A "zombie trademark" (also known as a dead trademark) refers to intellectual property that is no longer in use but can be revived if the original owner still has interest and the mark has residual goodwill.

Modern usage and cultural significance

Zombies remain a popular subject in horror movies, TV shows, and comics. They often serve as metaphors for societal issues or fears.

The modern zombie is often depicted as a creature lacking intelligence or soul, transformed by a virus or other supernatural means.

(Consider The Walking Dead — except in this series, they're called "walkers.")

Zombie — popularized and open to public use

The word "zombie" embodies a fascinating journey from ancient myths and Haitian folklore to a staple of modern horror and pop culture.

Its evolution reflects changing societal fears and interests, and its legal status as a public domain term allows for widespread use in various forms of media and entertainment.


Does Marvel own the rights to the word zombie?

Marvel doesn’t have the right to use the word "zombie." The term is a common word used to describe reanimated corpses in various cultures and works of fiction.

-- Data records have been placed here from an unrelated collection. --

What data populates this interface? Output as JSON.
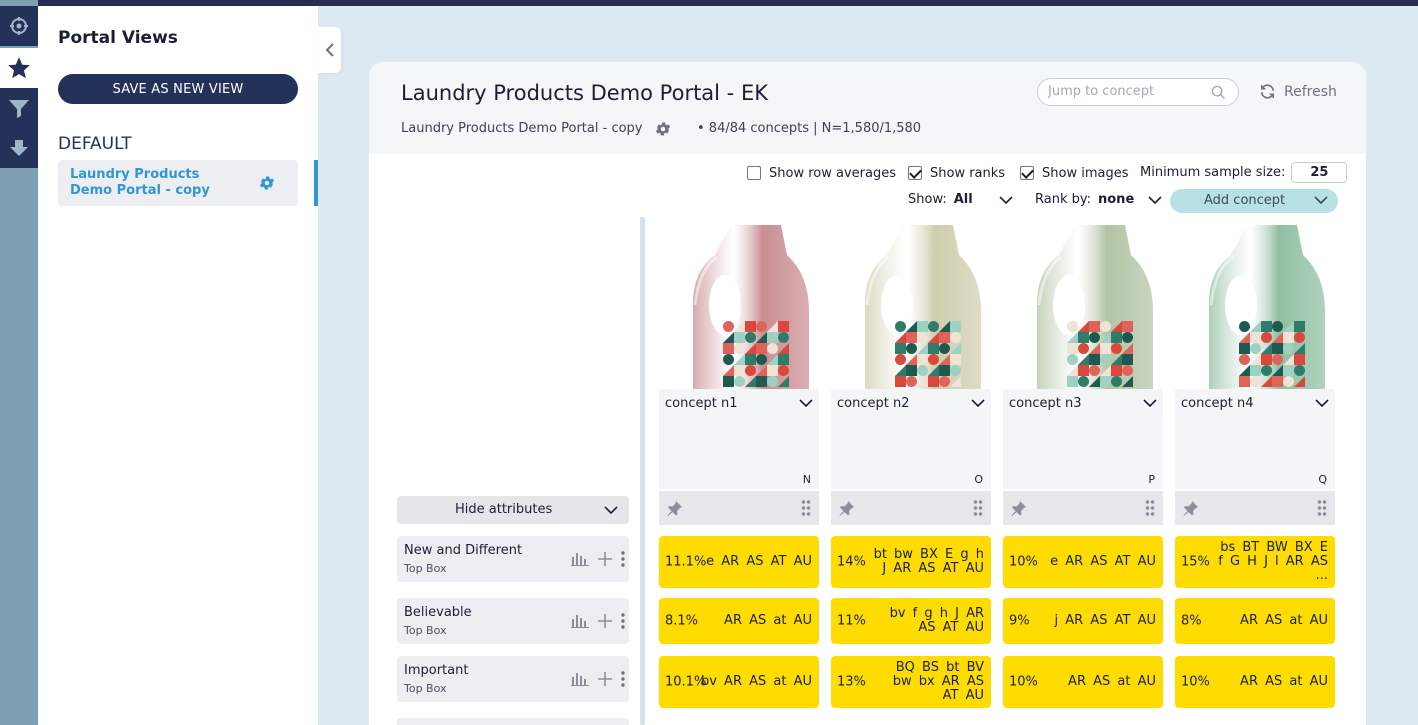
{
  "sidebar": {
    "title": "Portal Views",
    "save_button": "SAVE AS NEW VIEW",
    "group_label": "DEFAULT",
    "view_name": "Laundry Products Demo Portal - copy"
  },
  "header": {
    "title": "Laundry Products Demo Portal - EK",
    "subtitle": "Laundry Products Demo Portal - copy",
    "stats": "•  84/84 concepts | N=1,580/1,580",
    "search_placeholder": "Jump to concept",
    "refresh_label": "Refresh"
  },
  "controls": {
    "show_row_averages": {
      "label": "Show row averages",
      "checked": false
    },
    "show_ranks": {
      "label": "Show ranks",
      "checked": true
    },
    "show_images": {
      "label": "Show images",
      "checked": true
    },
    "min_sample_label": "Minimum sample size:",
    "min_sample_value": "25",
    "show_label": "Show:",
    "show_value": "All",
    "rank_label": "Rank by:",
    "rank_value": "none",
    "add_concept": "Add concept",
    "hide_attributes": "Hide attributes"
  },
  "attributes": [
    {
      "name": "New and Different",
      "sub": "Top Box"
    },
    {
      "name": "Believable",
      "sub": "Top Box"
    },
    {
      "name": "Important",
      "sub": "Top Box"
    }
  ],
  "concepts": [
    {
      "name": "concept n1",
      "letter": "N",
      "tint": "#c98d92",
      "cells": [
        {
          "pct": "11.1%",
          "letters": "e AR AS AT AU"
        },
        {
          "pct": "8.1%",
          "letters": "AR AS at AU"
        },
        {
          "pct": "10.1%",
          "letters": "bv AR AS at AU"
        }
      ]
    },
    {
      "name": "concept n2",
      "letter": "O",
      "tint": "#cfcdae",
      "cells": [
        {
          "pct": "14%",
          "letters": "bt bw BX E g h J AR AS AT AU"
        },
        {
          "pct": "11%",
          "letters": "bv f g h J AR AS AT AU"
        },
        {
          "pct": "13%",
          "letters": "BQ BS bt BV bw bx AR AS AT AU"
        }
      ]
    },
    {
      "name": "concept n3",
      "letter": "P",
      "tint": "#b2c4a4",
      "cells": [
        {
          "pct": "10%",
          "letters": "e AR AS AT AU"
        },
        {
          "pct": "9%",
          "letters": "j AR AS AT AU"
        },
        {
          "pct": "10%",
          "letters": "AR AS at AU"
        }
      ]
    },
    {
      "name": "concept n4",
      "letter": "Q",
      "tint": "#8fbfa2",
      "cells": [
        {
          "pct": "15%",
          "letters": "bs BT BW BX E f G H J l AR AS ..."
        },
        {
          "pct": "8%",
          "letters": "AR AS at AU"
        },
        {
          "pct": "10%",
          "letters": "AR AS at AU"
        }
      ]
    }
  ],
  "icons": {
    "rail": [
      "brain-icon",
      "star-icon",
      "filter-icon",
      "download-icon"
    ]
  }
}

Who do writers refuse to use the word zombie?

Some writers avoid using the word "zombie" to differentiate their work from the traditional zombie genre, often seeking to create a unique or fresh perspective on the concept of reanimated beings.

Who first used the word zombie?

The first recorded use of the word "zombie" in English is attributed to poet Robert Southey in his 1819 history of Brazil, where he refers to the Brazilian folklore of the "zombi.”